When the bacon was crisp, I heated milk in a saucepan, catching up the skin in a spoon, then called Nathan. He came winging into the kitchen in his dress-down office trousers and jacket. Already his mind was fixed on business. The transition of Nathan, the junior political correspondent whom I had met on the plane, to deputy editor, had been hard-fought. Once, when I asked him if he minded that he no longer foraged for stories in the field, no longer wrote the articles, he replied that as he could not remember what it had been like he could not miss it. That had made sense.

I poured him coffee and sat down opposite him. ‘Wish you didn’t have to go.’

He shrugged. ‘We all know the form. Shouldn’t take all day, but I’ll let you know’ There was a pause. ‘Where will you be?’

I glanced up at the window. ‘I’ll do some chores, then if the weather holds I’ll be in the garden.’ The garden was mine, and I spent any spare time in it. Nathan hated anything to do with soil: his role was to sit in a deckchair and make comments.

He finished his bacon and reached for the toast. ‘The garden will bankrupt us,’ he said.

‘It’s going to be wonderful this year. You wait. I’ve done marvels.’

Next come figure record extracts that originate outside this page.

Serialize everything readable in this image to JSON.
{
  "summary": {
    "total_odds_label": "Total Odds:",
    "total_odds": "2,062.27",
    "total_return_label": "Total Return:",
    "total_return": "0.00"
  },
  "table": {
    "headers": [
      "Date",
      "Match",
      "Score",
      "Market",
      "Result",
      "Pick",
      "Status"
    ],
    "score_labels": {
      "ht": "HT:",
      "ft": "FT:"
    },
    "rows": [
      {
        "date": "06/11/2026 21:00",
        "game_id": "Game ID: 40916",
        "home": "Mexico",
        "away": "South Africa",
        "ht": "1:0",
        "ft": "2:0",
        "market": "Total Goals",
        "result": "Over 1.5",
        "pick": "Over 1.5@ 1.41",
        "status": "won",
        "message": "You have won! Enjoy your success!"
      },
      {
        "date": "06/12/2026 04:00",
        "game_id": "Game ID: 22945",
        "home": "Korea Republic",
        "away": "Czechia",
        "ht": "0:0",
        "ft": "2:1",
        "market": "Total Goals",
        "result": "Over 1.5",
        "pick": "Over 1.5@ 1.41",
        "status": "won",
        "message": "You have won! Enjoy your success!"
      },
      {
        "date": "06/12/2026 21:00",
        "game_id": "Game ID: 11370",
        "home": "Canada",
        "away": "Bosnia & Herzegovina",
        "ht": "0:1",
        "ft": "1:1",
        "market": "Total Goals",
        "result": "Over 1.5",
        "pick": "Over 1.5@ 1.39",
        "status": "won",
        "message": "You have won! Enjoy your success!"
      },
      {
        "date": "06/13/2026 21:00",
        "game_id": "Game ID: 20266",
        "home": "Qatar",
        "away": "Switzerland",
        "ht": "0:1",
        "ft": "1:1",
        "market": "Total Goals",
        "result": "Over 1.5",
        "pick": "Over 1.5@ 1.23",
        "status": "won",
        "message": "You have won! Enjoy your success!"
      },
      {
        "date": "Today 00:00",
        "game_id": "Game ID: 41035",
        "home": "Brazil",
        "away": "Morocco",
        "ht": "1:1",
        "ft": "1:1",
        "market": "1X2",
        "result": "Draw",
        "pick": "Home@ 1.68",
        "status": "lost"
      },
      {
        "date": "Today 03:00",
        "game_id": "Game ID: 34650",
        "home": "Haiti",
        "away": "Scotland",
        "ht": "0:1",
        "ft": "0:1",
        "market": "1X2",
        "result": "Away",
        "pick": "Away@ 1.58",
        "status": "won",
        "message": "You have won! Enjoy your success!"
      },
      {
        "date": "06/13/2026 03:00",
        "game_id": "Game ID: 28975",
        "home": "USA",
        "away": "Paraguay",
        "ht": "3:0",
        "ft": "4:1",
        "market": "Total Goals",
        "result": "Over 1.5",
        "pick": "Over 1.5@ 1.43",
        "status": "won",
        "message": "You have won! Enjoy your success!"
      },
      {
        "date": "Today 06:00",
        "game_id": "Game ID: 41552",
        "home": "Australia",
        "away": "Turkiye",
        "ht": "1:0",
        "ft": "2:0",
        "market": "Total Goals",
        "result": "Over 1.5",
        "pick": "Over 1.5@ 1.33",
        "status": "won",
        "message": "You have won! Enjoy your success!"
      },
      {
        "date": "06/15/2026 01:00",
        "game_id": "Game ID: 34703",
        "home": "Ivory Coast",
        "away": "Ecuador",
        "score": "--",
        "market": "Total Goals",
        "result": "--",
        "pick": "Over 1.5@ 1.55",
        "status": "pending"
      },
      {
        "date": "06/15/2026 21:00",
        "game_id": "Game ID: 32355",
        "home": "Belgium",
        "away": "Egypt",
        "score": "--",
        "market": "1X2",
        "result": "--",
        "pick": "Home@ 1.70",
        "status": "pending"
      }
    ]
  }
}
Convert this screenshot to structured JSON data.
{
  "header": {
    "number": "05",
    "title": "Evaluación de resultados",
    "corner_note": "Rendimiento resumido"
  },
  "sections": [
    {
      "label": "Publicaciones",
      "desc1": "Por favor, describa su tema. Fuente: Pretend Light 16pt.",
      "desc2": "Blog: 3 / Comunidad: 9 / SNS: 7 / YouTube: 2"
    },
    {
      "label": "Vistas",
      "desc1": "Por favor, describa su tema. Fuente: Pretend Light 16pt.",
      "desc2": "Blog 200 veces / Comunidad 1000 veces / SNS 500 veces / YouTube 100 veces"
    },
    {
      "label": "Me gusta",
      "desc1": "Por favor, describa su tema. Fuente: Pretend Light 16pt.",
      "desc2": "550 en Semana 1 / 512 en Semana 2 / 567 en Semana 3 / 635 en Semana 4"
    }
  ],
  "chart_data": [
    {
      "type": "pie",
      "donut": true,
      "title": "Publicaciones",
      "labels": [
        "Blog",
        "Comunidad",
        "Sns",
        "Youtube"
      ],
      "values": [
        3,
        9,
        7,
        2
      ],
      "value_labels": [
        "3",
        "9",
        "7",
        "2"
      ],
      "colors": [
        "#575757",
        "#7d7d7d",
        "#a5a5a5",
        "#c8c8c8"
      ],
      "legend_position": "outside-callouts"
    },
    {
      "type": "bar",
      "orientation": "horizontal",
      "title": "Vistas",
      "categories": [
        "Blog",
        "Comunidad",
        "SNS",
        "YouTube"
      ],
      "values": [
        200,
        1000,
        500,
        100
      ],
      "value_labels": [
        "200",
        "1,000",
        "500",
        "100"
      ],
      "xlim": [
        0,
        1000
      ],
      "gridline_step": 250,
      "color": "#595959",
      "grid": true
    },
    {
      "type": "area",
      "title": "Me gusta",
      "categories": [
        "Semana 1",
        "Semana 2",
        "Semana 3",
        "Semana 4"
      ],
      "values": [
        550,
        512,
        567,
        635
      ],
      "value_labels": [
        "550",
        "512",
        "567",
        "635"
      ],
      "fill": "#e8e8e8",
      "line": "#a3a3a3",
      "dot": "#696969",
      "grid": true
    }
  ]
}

‘That’s what you always say.’

‘And it’s true.’

A faint early-morning smile crossed his face. ‘Yes, it is.’

Nathan and I rowed over me tramping through the house with bags of mushroom compost and manure – and yes, I did make a mess. We rowed over the money I spent on plants, and we rowed because I refused to take a holiday when the Paeonia suffruticosa shook out its skirts to reveal its secret, bloody stains.

He did not like it when I read gardening books into the night, keeping him awake, and he complained bitterly when I ordered a tiny fountain to be constructed in the garden. That had been a Pyrrhic victory, for the fountain was a source of endless trouble, requiring regular maintenance and cleaning.

Yet they were good rows, the kind that people who live together should share. They raised the whirlwind, shook the furniture and vanished, leaving calm. Nathan and I were happy to occupy opposite sides of the garden fence over which we could shout at each other.

The hot milk had grown a second skin so I fetched the strainer then refilled Nathan’s cup. ‘Have you phoned Poppy yet?’